Perciò è data luce a colui che è nella miseria, e vita all'anima amareggiata;

ver. 20. Perché la luce è data a colui che è nella miseria ] Giobbe non ha ancora fatto, sebbene abbia detto più che abbastanza di questo argomento; ma per mancanza dell'olio di gioia e di letizia le sue porte si muovono non senza scricchiolare, le sue labbra (come cardini arrugginiti) si aprono non senza mormorare e lamentarsi: buono, dunque, è quel consiglio dato da Davide: Cessate dall'ira e abbandonate l'ira; prendi in tempo, prima che ti abbia completamente lievitato e inacidito: "Non preoccuparti in alcun modo di fare il male", Salmi 37:8 .

Non sceglierà, ma farà il male, chi è malato di irritabilità. David ebbe la triste esperienza di questo quando aveva trasportato l'arca, e quindi Dio aveva fatto una breccia su Uzzah: David era dispiaciuto, dice il testo; e come parlava sconveniente, come se la colpa fosse più in Dio che in se stesso; sebbene in seguito giunse alla vista del proprio errore, 1 Cronache 13:11 ; 1 Cronache 15:2 .

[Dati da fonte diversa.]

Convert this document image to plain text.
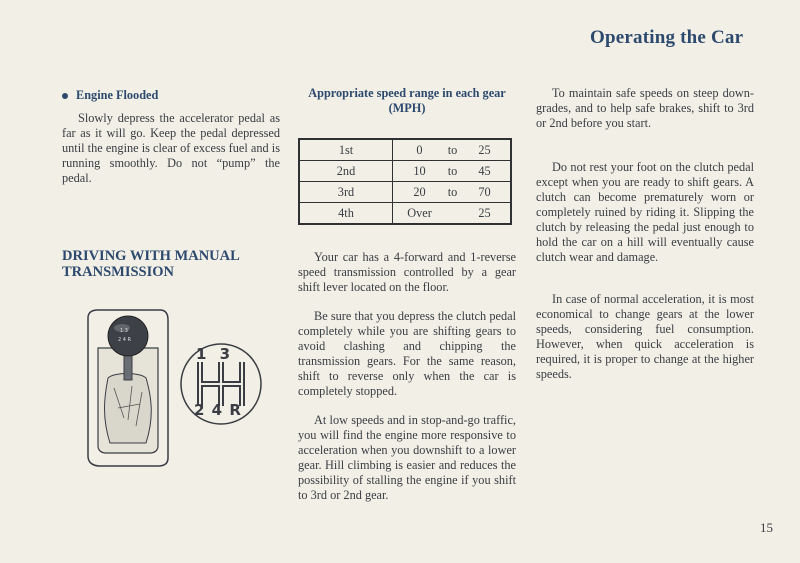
Operating the Car

Engine Flooded

Slowly depress the accelerator pedal as far as it will go. Keep the pedal depressed until the engine is clear of excess fuel and is running smoothly. Do not “pump” the pedal.

DRIVING WITH MANUAL TRANSMISSION
1 3
2 4 R
1 3
2 4 R

Appropriate speed range in each gear (MPH)

1st	0 to 25
2nd	10 to 45
3rd	20 to 70
4th	Over 25

Your car has a 4-forward and 1-reverse speed transmission controlled by a gear shift lever located on the floor.

Be sure that you depress the clutch pedal completely while you are shifting gears to avoid clashing and chipping the transmission gears. For the same reason, shift to reverse only when the car is completely stopped.

At low speeds and in stop-and-go traffic, you will find the engine more responsive to acceleration when you downshift to a lower gear. Hill climbing is easier and reduces the possibility of stalling the engine if you shift to 3rd or 2nd gear.

To maintain safe speeds on steep down-grades, and to help safe brakes, shift to 3rd or 2nd before you start.

Do not rest your foot on the clutch pedal except when you are ready to shift gears. A clutch can become prematurely worn or completely ruined by riding it. Slipping the clutch by releasing the pedal just enough to hold the car on a hill will eventually cause clutch wear and damage.

In case of normal acceleration, it is most economical to change gears at the lower speeds, considering fuel consumption. However, when quick acceleration is required, it is proper to change at the higher speeds.

15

E così fece Giobbe, senza dubbio, quando tornò in sé; ma qui procede a esprimere la sua irritabilità e impazienza, sì, contro Dio stesso (sebbene non per nome, forsan sese cohibens - ob bonae mentis reliquias, dice Mercer, per il suo buon rispetto verso Dio, che ancora conservava), e chiama per una ragione per cui i miseri dovrebbero essere condannati a vivere, poiché la morte sarebbe molto più gradita per loro. Come sono atti gli uomini a pensare che non c'è ragione per ciò per cui non possono vedere alcuna ragione!